June 29 was Earth’s shortest day since the invention of atomic clocks
Should we travel a second back in time to fix our planet's speedy spins?
Earth itself can claim a new world record: Scientists studying our planet’s rotation confirmed that June 29 was the shortest day on record. As Earth completes one full rotation on its axis, the speed of the spin—nearly 24 hours, with tiny fluctuations—determines our length of day. But on June 29, Earth spun a bit faster than normal, shortening our day by 1.59 milliseconds.
The news is historic but unsurprising. Since the 1960s, astronomers have been using atomic clocks to record Earth’s rotation. In 1987, the International Astronomical Union and the International Union of Geodesy and Geophysics established the International Earth Rotation and Reference Systems Services to monitor Earth’s rotation and maintain global time. But in recent years, they have observed a peculiar pattern. Earth’s spin is getting faster. In 2020, our planet had the 28 shortest days on record—on July 19, 2020, midnight came 1.47 milliseconds sooner than expected. The speed of Earth’s spin did not slow down in 2021, though 2021 was fractionally longer than 2020.

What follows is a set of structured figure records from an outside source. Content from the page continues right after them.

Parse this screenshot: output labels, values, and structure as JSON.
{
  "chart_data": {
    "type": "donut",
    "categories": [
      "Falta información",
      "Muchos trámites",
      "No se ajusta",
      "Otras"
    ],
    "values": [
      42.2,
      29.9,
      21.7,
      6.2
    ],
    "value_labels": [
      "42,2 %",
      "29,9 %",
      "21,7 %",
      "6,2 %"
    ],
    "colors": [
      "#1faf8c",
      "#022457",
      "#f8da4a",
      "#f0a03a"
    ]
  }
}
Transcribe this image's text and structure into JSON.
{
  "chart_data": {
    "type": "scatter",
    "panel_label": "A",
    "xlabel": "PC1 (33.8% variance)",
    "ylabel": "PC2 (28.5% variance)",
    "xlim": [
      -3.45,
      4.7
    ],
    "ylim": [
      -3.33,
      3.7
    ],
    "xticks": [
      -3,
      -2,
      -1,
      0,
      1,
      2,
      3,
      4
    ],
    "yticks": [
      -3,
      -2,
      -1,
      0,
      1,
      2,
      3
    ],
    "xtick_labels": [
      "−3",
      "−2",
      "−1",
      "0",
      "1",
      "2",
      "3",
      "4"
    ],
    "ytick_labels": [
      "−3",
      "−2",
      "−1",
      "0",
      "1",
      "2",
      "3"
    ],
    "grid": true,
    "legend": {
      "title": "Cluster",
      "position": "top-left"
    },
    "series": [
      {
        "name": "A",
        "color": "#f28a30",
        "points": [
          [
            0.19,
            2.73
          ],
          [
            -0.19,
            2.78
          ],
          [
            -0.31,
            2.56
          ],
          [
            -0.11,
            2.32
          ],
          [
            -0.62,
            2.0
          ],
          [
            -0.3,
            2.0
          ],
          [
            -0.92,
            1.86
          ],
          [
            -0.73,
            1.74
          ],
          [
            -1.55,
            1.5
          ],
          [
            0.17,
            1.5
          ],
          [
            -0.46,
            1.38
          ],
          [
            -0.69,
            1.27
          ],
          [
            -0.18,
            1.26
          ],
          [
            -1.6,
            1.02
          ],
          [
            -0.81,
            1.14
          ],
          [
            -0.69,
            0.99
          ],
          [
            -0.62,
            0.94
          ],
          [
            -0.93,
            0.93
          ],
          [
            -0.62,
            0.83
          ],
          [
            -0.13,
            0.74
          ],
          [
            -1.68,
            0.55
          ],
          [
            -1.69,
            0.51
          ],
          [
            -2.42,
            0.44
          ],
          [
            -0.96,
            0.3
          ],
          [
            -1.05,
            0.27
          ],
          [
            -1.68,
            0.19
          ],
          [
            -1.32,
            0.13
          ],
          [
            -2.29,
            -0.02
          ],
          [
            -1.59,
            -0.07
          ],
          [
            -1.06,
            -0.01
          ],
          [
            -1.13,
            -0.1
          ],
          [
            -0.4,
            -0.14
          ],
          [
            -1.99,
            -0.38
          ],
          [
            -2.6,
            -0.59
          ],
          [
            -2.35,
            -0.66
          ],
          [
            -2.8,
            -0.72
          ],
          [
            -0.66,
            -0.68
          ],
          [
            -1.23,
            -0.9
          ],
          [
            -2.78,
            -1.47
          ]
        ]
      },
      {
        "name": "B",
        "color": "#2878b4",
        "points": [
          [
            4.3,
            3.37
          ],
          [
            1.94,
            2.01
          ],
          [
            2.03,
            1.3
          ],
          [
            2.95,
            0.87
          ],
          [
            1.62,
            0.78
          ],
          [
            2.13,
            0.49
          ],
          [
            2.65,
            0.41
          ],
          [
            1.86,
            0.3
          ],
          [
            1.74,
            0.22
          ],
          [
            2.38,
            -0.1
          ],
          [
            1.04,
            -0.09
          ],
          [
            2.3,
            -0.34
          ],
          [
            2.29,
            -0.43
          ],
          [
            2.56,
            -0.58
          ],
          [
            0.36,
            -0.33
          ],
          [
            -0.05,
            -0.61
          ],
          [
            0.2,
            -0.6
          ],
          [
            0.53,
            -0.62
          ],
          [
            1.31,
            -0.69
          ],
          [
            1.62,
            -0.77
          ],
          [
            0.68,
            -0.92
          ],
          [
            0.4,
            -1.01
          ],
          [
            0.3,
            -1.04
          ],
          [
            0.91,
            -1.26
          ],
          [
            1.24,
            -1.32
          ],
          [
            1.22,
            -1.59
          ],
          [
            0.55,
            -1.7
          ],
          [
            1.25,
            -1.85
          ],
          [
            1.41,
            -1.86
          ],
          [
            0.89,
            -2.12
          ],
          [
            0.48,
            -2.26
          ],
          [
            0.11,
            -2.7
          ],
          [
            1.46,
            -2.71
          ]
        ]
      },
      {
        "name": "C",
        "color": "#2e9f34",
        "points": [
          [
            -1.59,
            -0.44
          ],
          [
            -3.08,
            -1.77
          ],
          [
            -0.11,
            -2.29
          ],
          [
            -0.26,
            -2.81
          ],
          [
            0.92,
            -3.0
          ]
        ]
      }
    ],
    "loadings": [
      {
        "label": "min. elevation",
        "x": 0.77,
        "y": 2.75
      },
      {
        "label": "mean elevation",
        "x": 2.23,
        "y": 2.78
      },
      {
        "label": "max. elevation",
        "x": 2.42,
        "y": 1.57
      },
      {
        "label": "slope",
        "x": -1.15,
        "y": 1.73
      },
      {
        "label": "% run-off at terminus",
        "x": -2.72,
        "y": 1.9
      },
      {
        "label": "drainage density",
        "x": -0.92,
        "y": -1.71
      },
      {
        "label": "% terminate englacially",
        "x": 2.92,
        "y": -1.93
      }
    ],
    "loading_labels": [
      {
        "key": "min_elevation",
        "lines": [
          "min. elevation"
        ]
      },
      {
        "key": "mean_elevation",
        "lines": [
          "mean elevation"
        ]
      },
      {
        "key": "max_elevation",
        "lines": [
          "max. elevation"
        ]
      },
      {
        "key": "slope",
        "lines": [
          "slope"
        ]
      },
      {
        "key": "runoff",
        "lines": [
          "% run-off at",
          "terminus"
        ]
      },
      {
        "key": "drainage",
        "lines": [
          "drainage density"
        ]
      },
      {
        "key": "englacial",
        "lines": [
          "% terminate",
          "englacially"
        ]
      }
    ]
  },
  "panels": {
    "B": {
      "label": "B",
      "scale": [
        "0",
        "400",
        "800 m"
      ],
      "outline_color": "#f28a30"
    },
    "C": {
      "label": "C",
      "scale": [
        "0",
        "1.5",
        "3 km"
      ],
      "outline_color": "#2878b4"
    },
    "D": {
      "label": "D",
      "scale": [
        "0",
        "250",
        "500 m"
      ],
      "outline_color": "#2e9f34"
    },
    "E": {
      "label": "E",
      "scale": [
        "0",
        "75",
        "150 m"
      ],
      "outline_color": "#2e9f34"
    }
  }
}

2022 is shaping up to be speedy, too. June 29 wasn’t the only day to whirl by unusually fast. On July 26, the planet reached midnight 1.50 milliseconds ahead of schedule. And the planet may break that record again in the near future if it keeps spinning faster.
[Related: What if the speed of Earth’s rotation suddenly got faster?]
Why is Earth in a hurry? Astronomers still don’t have an answer to this question, but they do have some theories. At the upcoming Asia Oceania Geosciences Society annual meeting, astronomers are expected to discuss the shortened length of day and how it’s related to a phenomenon called the “Chandler wobble.”
The Chandler wobble involves small and irregular movements that cause a slight change of spin in Earth’s rotation. It’s like the jiggling motion of a toy top when it starts to slow down. For Earth, pressure changes in the atmosphere and the ocean bottom are believed to cause wobbles that shift Earth’s axis of rotation. “The normal amplitude of the Chandler wobble is about three to four meters at Earth’s surface, but from 2017 to 2020 it disappeared,” Leonid Zotov, an astronomer from the International Astronomical Union, told Time and Date. Other theories behind Earth’s change in rotational speed involve less weight on poles from melting glaciers, seismic activity, and changes to the inner molten core.
Chances are you didn’t realize midnight came early on June 29—we can’t count by the millisecond. But computers can, and astronomers are concerned that if Earth’s rotation continues to get faster, it could affect how those machines keep track of time. Since GPS satellites and smartphones, computers, and other communication devices use atomic clocks, a faster spinning speed will affect their function and render them unusable.
International timekeepers have dabbled with the idea of a negative leap second at the end of December. The idea is to subtract a second from our clocks to keep our time in sync with Earth’s rotation. Not everyone is on board with this proposal, though: Facebook’s parent company Meta published a blog post on July 25 arguing a negative leap second is an outdated idea from the 1970s that would cause today’s data programs and technologies to crash.
No one knows whether Earth will eventually slow down or keep rushing–it’s just not clear, even to experts. “I think there’s a 70 percent chance we’re at the minimum [length of day],” Zotov told Time and Date, “and we won’t need a negative leap second.”